New Yorkers are known for being jaded, and they are, but the iconic toughness is also a pose. It isn’t just a matter of 8 million cynics who turn out to be romantics when you scratch them. As a practical matter, living here requires some willed sangfroid because living here also requires, more than anywhere else in America, an exhausting everyday vulnerability. We travel on subways packed shoulder to shoulder with exotic strangers close enough to smell their hair, and in taxis we put our lives in the hands of other random strangers who may or may not speak our language or know where they’re going. We walk down sidewalks insanely dense with people and data, sidestepping peddlers, beggars, dog turds and gaping steel holes that descend into basement caverns.
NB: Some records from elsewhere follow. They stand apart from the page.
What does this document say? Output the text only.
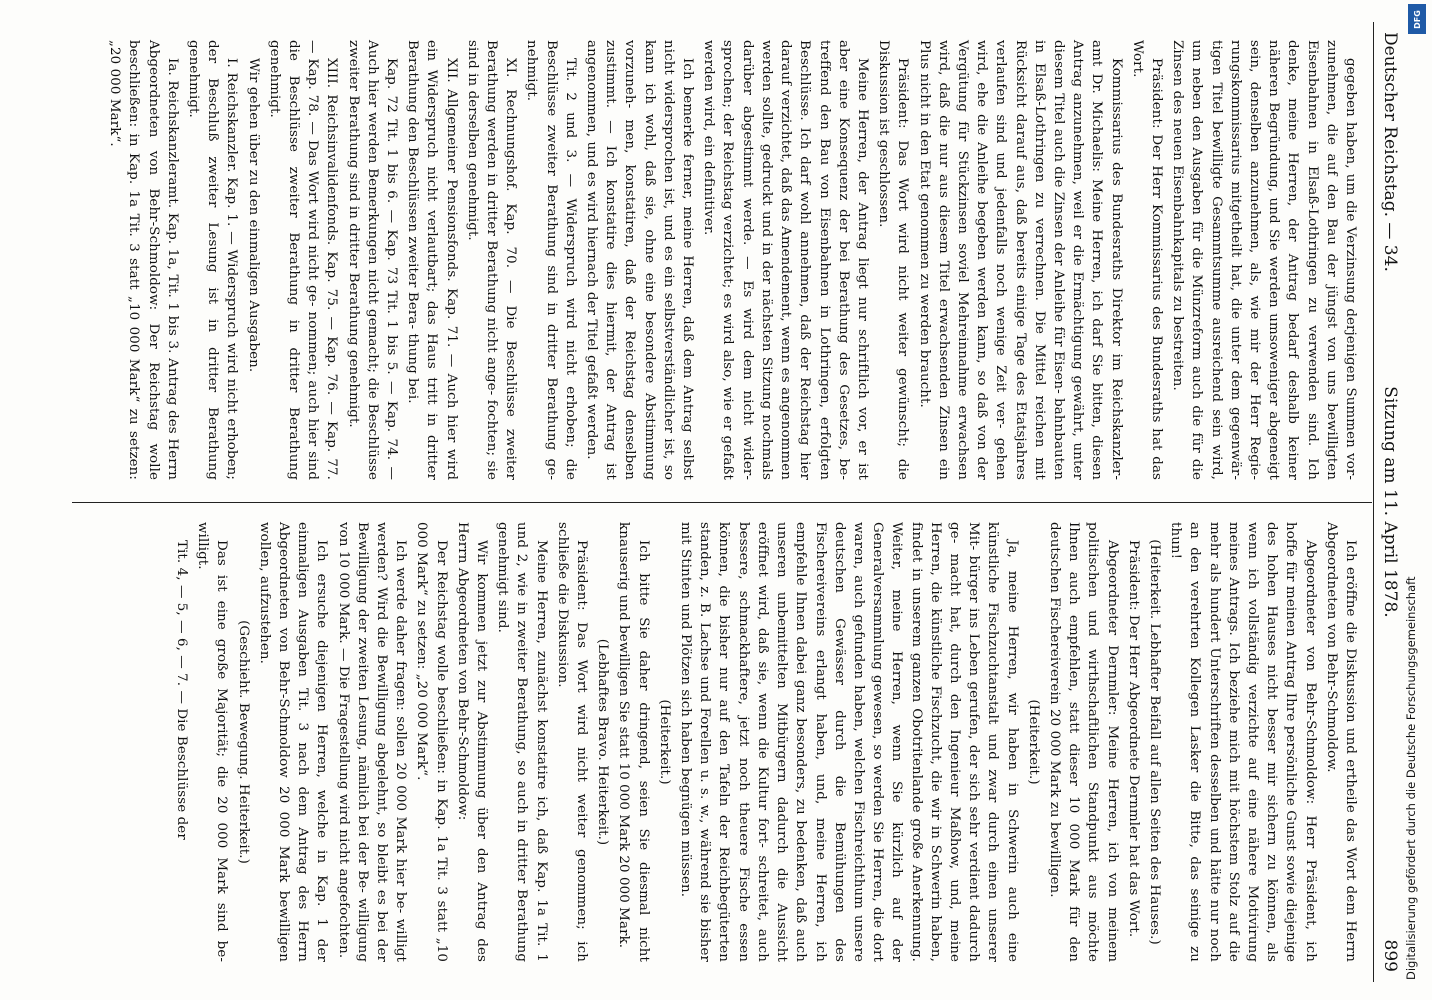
Deutscher Reichstag. — 34.
Sitzung am 11. April 1878.
899

gegeben haben, um die Verzinsung derjenigen Summen vor- zunehmen, die auf den Bau der jüngst von uns bewilligten Eisenbahnen in Elsaß-Lothringen zu verwenden sind. Ich denke, meine Herren, der Antrag bedarf deshalb keiner näheren Begründung, und Sie werden umsoweniger abgeneigt sein, denselben anzunehmen, als, wie mir der Herr Regie- rungskommissarius mitgetheilt hat, die unter dem gegenwär- tigen Titel bewilligte Gesammtsumme ausreichend sein wird, um neben den Ausgaben für die Münzreform auch die für die Zinsen des neuen Eisenbahnkapitals zu bestreiten.

Präsident: Der Herr Kommissarius des Bundesraths hat das Wort.

Kommissarius des Bundesraths Direktor im Reichskanzler- amt Dr. Michaelis: Meine Herren, ich darf Sie bitten, diesen Antrag anzunehmen, weil er die Ermächtigung gewährt, unter diesem Titel auch die Zinsen der Anleihe für Eisen- bahnbauten in Elsaß-Lothringen zu verrechnen. Die Mittel reichen mit Rücksicht darauf aus, daß bereits einige Tage des Etatsjahres verlaufen sind und jedenfalls noch wenige Zeit ver- gehen wird, ehe die Anleihe begeben werden kann, so daß von der Vergütung für Stückzinsen soviel Mehreinnahme erwachsen wird, daß die nur aus diesem Titel erwachsenden Zinsen ein Plus nicht in den Etat genommen zu werden braucht.

Präsident: Das Wort wird nicht weiter gewünscht; die Diskussion ist geschlossen.

Meine Herren, der Antrag liegt nur schriftlich vor, er ist aber eine Konsequenz der bei Berathung des Gesetzes, be- treffend den Bau von Eisenbahnen in Lothringen, erfolgten Beschlüsse. Ich darf wohl annehmen, daß der Reichstag hier darauf verzichtet, daß das Amendement, wenn es angenommen werden sollte, gedruckt und in der nächsten Sitzung nochmals darüber abgestimmt werde. — Es wird dem nicht wider- sprochen; der Reichstag verzichtet; es wird also, wie er gefaßt werden wird, ein definitiver.

Ich bemerke ferner, meine Herren, daß dem Antrag selbst nicht widersprochen ist, und es ein selbstverständlicher ist, so kann ich wohl, daß sie, ohne eine besondere Abstimmung vorzuneh- men, konstatiren, daß der Reichstag denselben zustimmt. — Ich konstatire dies hiermit, der Antrag ist angenommen, und es wird hiernach der Titel gefaßt werden.

Tit. 2 und 3. — Widerspruch wird nicht erhoben; die Beschlüsse zweiter Berathung sind in dritter Berathung ge- nehmigt.

XI. Rechnungshof. Kap. 70. — Die Beschlüsse zweiter Berathung werden in dritter Berathung nicht ange- fochten; sie sind in derselben genehmigt.

XII. Allgemeiner Pensionsfonds. Kap. 71. — Auch hier wird ein Widerspruch nicht verlautbart; das Haus tritt in dritter Berathung den Beschlüssen zweiter Bera- thung bei.

Kap. 72 Tit. 1 bis 6. — Kap. 73 Tit. 1 bis 5. — Kap. 74. — Auch hier werden Bemerkungen nicht gemacht; die Beschlüsse zweiter Berathung sind in dritter Berathung genehmigt.

XIII. Reichsinvalidenfonds. Kap. 75. — Kap. 76. — Kap. 77. — Kap. 78. — Das Wort wird nicht ge- nommen; auch hier sind die Beschlüsse zweiter Berathung in dritter Berathung genehmigt.

Wir gehen über zu den einmaligen Ausgaben.

I. Reichskanzler. Kap. 1. — Widerspruch wird nicht erhoben; der Beschluß zweiter Lesung ist in dritter Berathung genehmigt.

Ia. Reichskanzleramt. Kap. 1a, Tit. 1 bis 3. Antrag des Herrn Abgeordneten von Behr-Schmoldow: Der Reichstag wolle beschließen: in Kap. 1a Tit. 3 statt „10 000 Mark“ zu setzen: „20 000 Mark“.

Ich eröffne die Diskussion und ertheile das Wort dem Herrn Abgeordneten von Behr-Schmoldow.

Abgeordneter von Behr-Schmoldow: Herr Präsident, ich hoffe für meinen Antrag Ihre persönliche Gunst sowie diejenige des hohen Hauses nicht besser mir sichern zu können, als wenn ich vollständig verzichte auf eine nähere Motivirung meines Antrags. Ich beziehe mich mit höchstem Stolz auf die mehr als hundert Unterschriften desselben und hätte nur noch an den verehrten Kollegen Lasker die Bitte, das seinige zu thun!

(Heiterkeit. Lebhafter Beifall auf allen Seiten des Hauses.)

Präsident: Der Herr Abgeordnete Dernmler hat das Wort.

Abgeordneter Dernmler: Meine Herren, ich von meinem politischen und wirthschaftlichen Standpunkt aus möchte Ihnen auch empfehlen, statt dieser 10 000 Mark für den deutschen Fischereiverein 20 000 Mark zu bewilligen.

(Heiterkeit.)

Ja, meine Herren, wir haben in Schwerin auch eine künstliche Fischzuchtanstalt und zwar durch einen unserer Mit- bürger ins Leben gerufen, der sich sehr verdient dadurch ge- macht hat, durch den Ingenieur Maßhow, und, meine Herren, die künstliche Fischzucht, die wir in Schwerin haben, findet in unserem ganzen Obotritenlande große Anerkennung. Weiter, meine Herren, wenn Sie kürzlich auf der Generalversammlung gewesen, so werden Sie Herren, die dort waren, auch gefunden haben, welchen Fischreichthum unsere deutschen Gewässer durch die Bemühungen des Fischereivereins erlangt haben, und, meine Herren, ich empfehle Ihnen dabei ganz besonders, zu bedenken, daß auch unseren unbemittelten Mitbürgern dadurch die Aussicht eröffnet wird, daß sie, wenn die Kultur fort- schreitet, auch bessere, schmackhaftere, jetzt noch theuere Fische essen können, die bisher nur auf den Tafeln der Reichbegüterten standen, z. B. Lachse und Forellen u. s. w., während sie bisher mit Stinten und Plötzen sich haben begnügen müssen.

(Heiterkeit.)

Ich bitte Sie daher dringend, seien Sie diesmal nicht knauserig und bewilligen Sie statt 10 000 Mark 20 000 Mark.

(Lebhaftes Bravo. Heiterkeit.)

Präsident: Das Wort wird nicht weiter genommen; ich schließe die Diskussion.

Meine Herren, zunächst konstatire ich, daß Kap. 1a Tit. 1 und 2, wie in zweiter Berathung, so auch in dritter Berathung genehmigt sind.

Wir kommen jetzt zur Abstimmung über den Antrag des Herrn Abgeordneten von Behr-Schmoldow:

Der Reichstag wolle beschließen: in Kap. 1a Tit. 3 statt „10 000 Mark“ zu setzen: „20 000 Mark“.

Ich werde daher fragen: sollen 20 000 Mark hier be- willigt werden? Wird die Bewilligung abgelehnt, so bleibt es bei der Bewilligung der zweiten Lesung, nämlich bei der Be- willigung von 10 000 Mark. — Die Fragestellung wird nicht angefochten.

Ich ersuche diejenigen Herren, welche in Kap. 1 der einmaligen Ausgaben Tit. 3 nach dem Antrag des Herrn Abgeordneten von Behr-Schmoldow 20 000 Mark bewilligen wollen, aufzustehen.

(Geschieht. Bewegung. Heiterkeit.)

Das ist eine große Majorität; die 20 000 Mark sind be- willigt.

Tit. 4, — 5, — 6, — 7. — Die Beschlüsse der

DFG
Digitalisierung gefördert durch die Deutsche Forschungsgemeinschaft
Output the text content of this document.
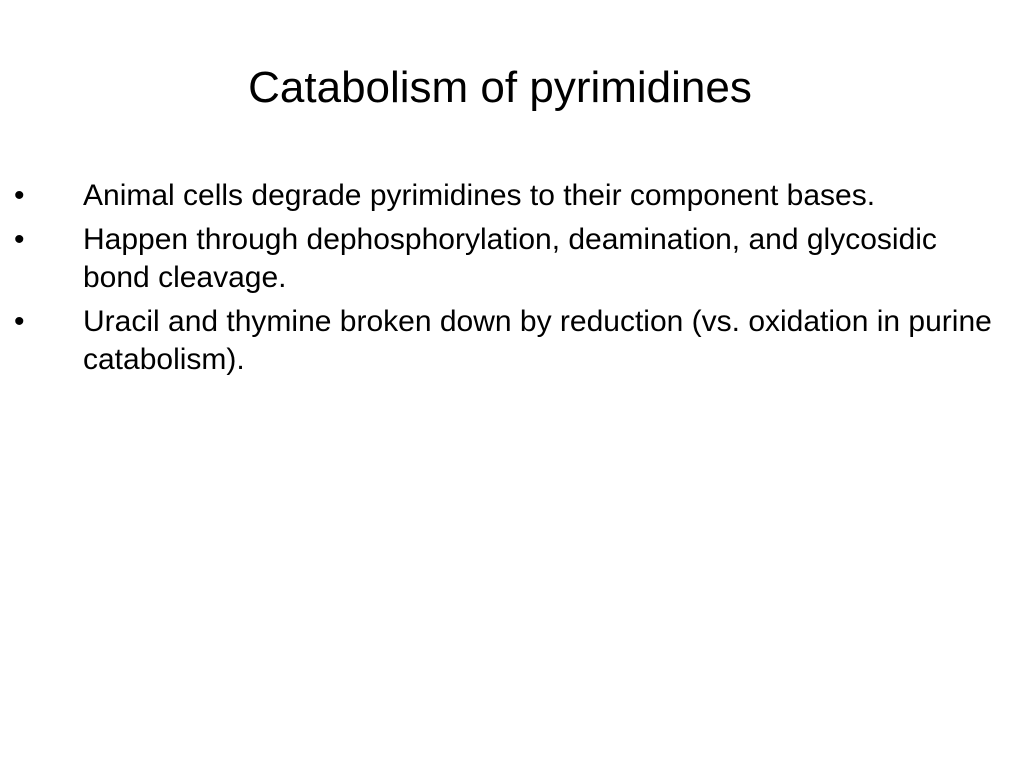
Catabolism of pyrimidines
• Animal cells degrade pyrimidines to their component bases.
• Happen through dephosphorylation, deamination, and glycosidic bond cleavage.
• Uracil and thymine broken down by reduction (vs. oxidation in purine catabolism).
We live in a teeming throng, exposed. And we like it that way. Because life in the open has two sides: we make ourselves vulnerable to ugliness and annoyance and danger because that’s the price of remaining vulnerable to serendipity and beauty and even the odd epiphany.
We come here and stay, as E.B. White wrote of New Yorkers after the last World War, because we’re “willing to be lucky.” We’re game. And lately in this city, as crime has plummeted and Wall Street has flourished, it has been easy to forget that luck, like vulnerability, has a flip side. A willingness to be lucky implies a willingness to be unlucky. As a result of the reduction in the city’s homicide rate, more than 5,000 lives have been saved over the past eight years. And now: 5,000 murders in one day.
In fact, White’s willingness to be lucky–by which he meant pluck and hustle–is the American predisposition. Everyone (including us New Yorkers) tends to think of this place as radically unlike the rest of America. But now we know differently. Wide-open, vulnerable New York was targeted with such staggering precision and viciousness because the city, more than any other, actually does live up to the demonic Taliban caricature. We are the bin Ladenites’ worst nightmare. We are rich. We swagger. We enjoy ourselves. From Wall Street to the media conglomerates of Midtown to the vast immigrant neighborhoods in all the boroughs, we embody the power and the glory of globalization. We are a profoundly secular city; nowhere else in America are people freer to worship their own gods or to be godless. No place outside Israel has more Jews. Blasphemy is common, irreverence is obligatory. Art is at least as important as religion. Eccentric ideas and profane entertainment flourish. Women do just as they please.
In other words, the terrorists attacked us for precisely the reasons we choose to live here. And, we can only hope after all this, choose to stay–still willing to be lucky.